Le récit s’ouvre sur l’implication de Aue dans l’invasion de la Pologne puis de la Russie. Membre de la SS, il participe aux actions de nettoyage menées par les Einsatzgruppe d’abord contre les résistants de ces pays, puis rapidement par la suite contre les populations civiles, femmes et enfants compris, opérations qui préfigurent elles-mêmes la « solution finale » de la question juive. Témoin et acteur de ces actions effroyables, Aue les décrit dans le détail et dans toute leur horreur, du point de vue bien sûr de ceux qui les commettent et à partir des problèmes d’application qu’elles soulèvent pour leurs exécutants en quête de méthodes plus expéditives et moins éprouvantes, d’abord et avant tout pour eux-mêmes. Dans le cadre de ces missions bien particulières, il devient ensuite un chercheur, spécialiste de la question des nationalités dans les pays d’Europe de l’Est, apte à distinguer – au nom soi-disant de la Science – lesquelles sont juives ou ne le sont pas. Il participe à la bataille de Stalingrad, en réchappe grâce à une blessure miraculeuse qui le ramène à Berlin où il est soigné et remis sur pied. Il en repart pour une nouvelle mission, cette fois à titre de chercheur et d’organisateur de la force de travail esclave, constituée par les prisonniers de guerre, mise au service des usines d’armement allemandes par Albert Speer. Véritables bagnes dans lesquels les détenus s’épuisent au travail en mourant de faim et dont le récit offre une description saisissante, en particulier du camp de Dora, enfer dantesque que visite le narrateur, accompagné par Speer qui éprouve des nausées à la vue des silhouettes des morts-vivants qui y circulent, le regard éteint et hagard, provenant d’outre-tombe. Son parcours emprunte ensuite le chemin d’Auschwitz où le héros aboutit au moment de l’évacuation forcée du camp sous la menace de l’avancée des troupes russes : odyssée éprouvante, dramatique, ponctuée par des milliers de morts, dont encore une fois Aue réussit à se tirer par un jeu de circonstances favorables. À travers cette reconstitution d’un destin, Littell dresse le portrait d’une époque de bruit, de fureur et de crimes qui constitue un précédent dans l’histoire de ce qu’il faut bien appeler l’inhumanité.

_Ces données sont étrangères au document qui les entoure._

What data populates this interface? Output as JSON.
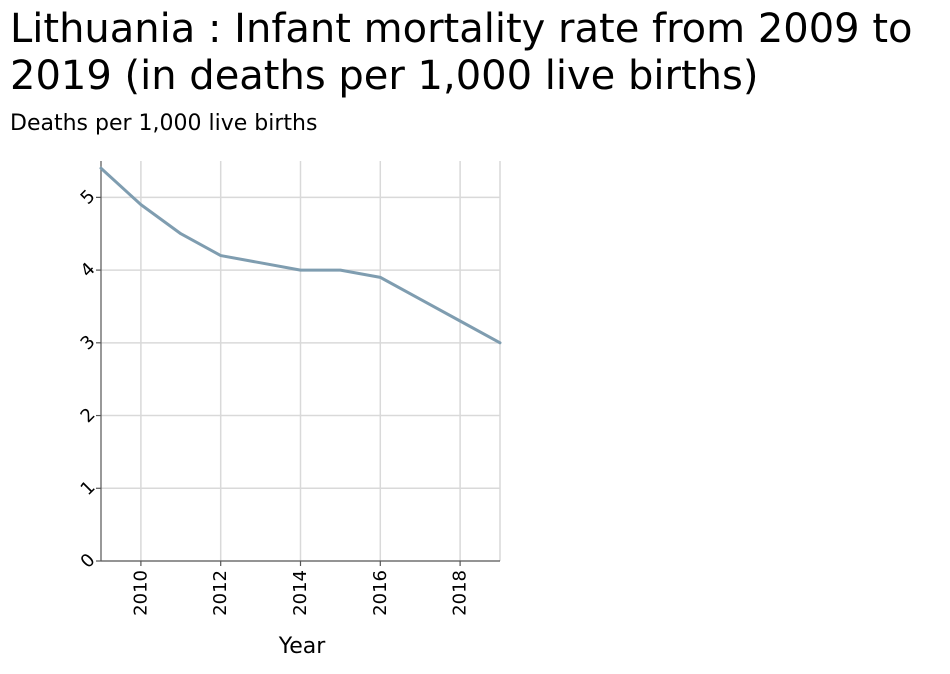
{
  "chart_data": {
    "type": "line",
    "title": "Lithuania : Infant mortality rate from 2009 to 2019 (in deaths per 1,000 live births)",
    "xlabel": "Year",
    "ylabel": "Deaths per 1,000 live births",
    "x": [
      2009,
      2010,
      2011,
      2012,
      2013,
      2014,
      2015,
      2016,
      2017,
      2018,
      2019
    ],
    "series": [
      {
        "values": [
          5.4,
          4.9,
          4.5,
          4.2,
          4.1,
          4.0,
          4.0,
          3.9,
          3.6,
          3.3,
          3.0
        ]
      }
    ],
    "xlim": [
      2009,
      2019
    ],
    "ylim": [
      0,
      5.5
    ],
    "x_ticks": [
      2010,
      2012,
      2014,
      2016,
      2018
    ],
    "y_ticks": [
      0,
      1,
      2,
      3,
      4,
      5
    ],
    "grid": true,
    "line_color": "#7f9db0",
    "grid_color": "#d9d9d9"
  }
}
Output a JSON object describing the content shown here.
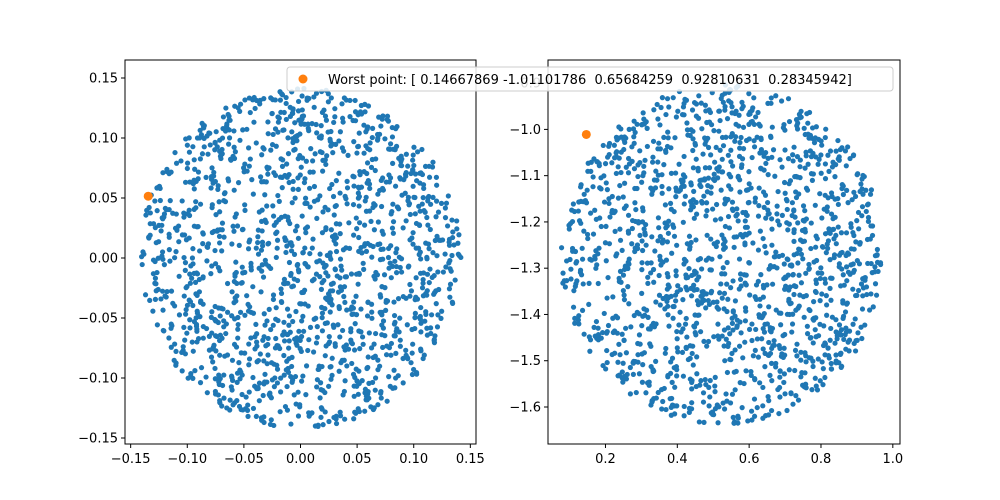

La force de son récit consiste justement dans son choix de procéder à partir d’un cas singulier. Aue, en effet, n’est pas une simple figure réduite à sa dimension politique. Il vit aussi un drame personnel inséré dans un roman familial qui a son importance. Partagé entre un père hypostasié qui lui sert de modèle et d’inspiration et une mère violemment détestée, il est habité par le souvenir obsessionnel de l’amour incestueux éprouvé dans l’adolescence pour sa sœur jumelle, Una, seule passion amoureuse véritable qu’il ait éprouvée sur le mode de l’absolu et qu’il déplacera, par transfert, sur le terrain du politique. Ce drame privé n’explique pas tout non plus, bien sûr, mais il donne une complexité et une profondeur au personnage qui expliquent l’intérêt que l’on ressent pour lui tout en n’effaçant pas le sentiment d’horreur et de rejet également éprouvés pour le Mal qu’il symbolise de manière aussi conséquente qu’exemplaire.

En créant ce personnage fascinant et repoussant à la fois, Littell marche sur une corde raide, funambule constamment menacé de tomber d’un côté dans la banalisation – et la disculpation – du Mal, et de glisser de l’autre côté dans la diabolisation et la disqualification sans appel de son incarnation luciférienne. Sa représentation nuancée n’exclut cependant ni le jugement ni la condamnation. Aue demeure un parfait salaud du début à la fin de sa trajectoire, mais un salaud que l’auteur tente de comprendre de l’intérieur et d’expliquer. Il nous permet ainsi de prendre une meilleure mesure de l’événement historique dont il est un acteur et un témoin privilégié. Le romancier, réussissant cela, a su utiliser de manière remarquable le singulier pouvoir de la littérature de dire de manière indirecte, oblique, ce qui autrement demeure insaisissable. C’est là la très grande force de son immense récit qui nous donne à lire le nazisme dans sa chair vive, tel qu’incorporé et vécu par ses animateurs sur le plan personnel et existentiel.